いかがだろう、自分の旅行のしかたを考えると「当たらずとも遠からず」といったところではないだろうか?
旅行のベクトルは五感へ
さて、このように旅行のベクトルを知ったところで何の意味があるか?
それは自分自身が旅行に何を求めているかを、いま一度冷静に考える指針になるのではないかということだ。自分とは違う世代が、旅行にどんなことを求めているのか、またどんなことが旅行の魅力になっているのかを見直してみると、一層楽しく、魅力的な旅行になるのではないか。

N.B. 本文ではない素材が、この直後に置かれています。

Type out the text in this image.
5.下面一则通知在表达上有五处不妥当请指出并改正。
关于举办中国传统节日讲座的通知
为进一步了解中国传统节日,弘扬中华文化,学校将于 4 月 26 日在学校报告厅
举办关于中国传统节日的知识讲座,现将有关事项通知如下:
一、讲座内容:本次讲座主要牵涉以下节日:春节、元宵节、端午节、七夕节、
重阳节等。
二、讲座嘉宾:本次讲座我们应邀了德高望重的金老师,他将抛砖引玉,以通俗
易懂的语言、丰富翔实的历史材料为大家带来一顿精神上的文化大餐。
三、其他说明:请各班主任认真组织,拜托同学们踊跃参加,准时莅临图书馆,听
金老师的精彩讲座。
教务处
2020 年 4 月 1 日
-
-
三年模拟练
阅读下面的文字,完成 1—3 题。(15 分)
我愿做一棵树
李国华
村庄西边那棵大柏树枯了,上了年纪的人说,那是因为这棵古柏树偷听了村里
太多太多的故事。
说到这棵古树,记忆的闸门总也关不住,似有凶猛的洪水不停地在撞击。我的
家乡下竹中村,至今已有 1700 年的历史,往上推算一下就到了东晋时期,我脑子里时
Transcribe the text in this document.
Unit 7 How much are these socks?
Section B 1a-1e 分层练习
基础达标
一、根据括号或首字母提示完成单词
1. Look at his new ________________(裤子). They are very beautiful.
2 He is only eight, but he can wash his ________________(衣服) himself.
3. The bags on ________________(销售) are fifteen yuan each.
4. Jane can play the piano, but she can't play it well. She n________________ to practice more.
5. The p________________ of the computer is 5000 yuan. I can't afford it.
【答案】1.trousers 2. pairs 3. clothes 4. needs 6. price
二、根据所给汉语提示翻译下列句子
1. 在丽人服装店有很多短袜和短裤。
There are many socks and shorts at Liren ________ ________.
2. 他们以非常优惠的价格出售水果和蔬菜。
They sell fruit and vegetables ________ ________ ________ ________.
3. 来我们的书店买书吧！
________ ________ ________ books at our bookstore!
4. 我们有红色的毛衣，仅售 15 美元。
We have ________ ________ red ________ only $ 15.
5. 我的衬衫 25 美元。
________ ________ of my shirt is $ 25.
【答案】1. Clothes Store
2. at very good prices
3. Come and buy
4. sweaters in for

そして、究極の旅行のベクトルは「五感で感じる」ことへと向かう
デジタルで育った世代は、大画面で高画質なテレビ画面やVRで臨場感を感じるかもしれないが、実際にその場所の空気に触れ、風を感じ、食を味わい、匂いをかぐ…ということは、けっしてデジタルでは経験できないことだ。
そしてその中には五感のうちの一つ、「味覚」が必ず含まれる。思い出してみてほしい、ミシュランガイドの格付けでいうところの「3つ星」は、そこで食事をするためだけに行きたいという価値があるレストランを指すということを。
旅行とは、本来そういうものである。旅行会社として言いたいことは、五感で感じるリアルな旅行に出かけてほしいということだ。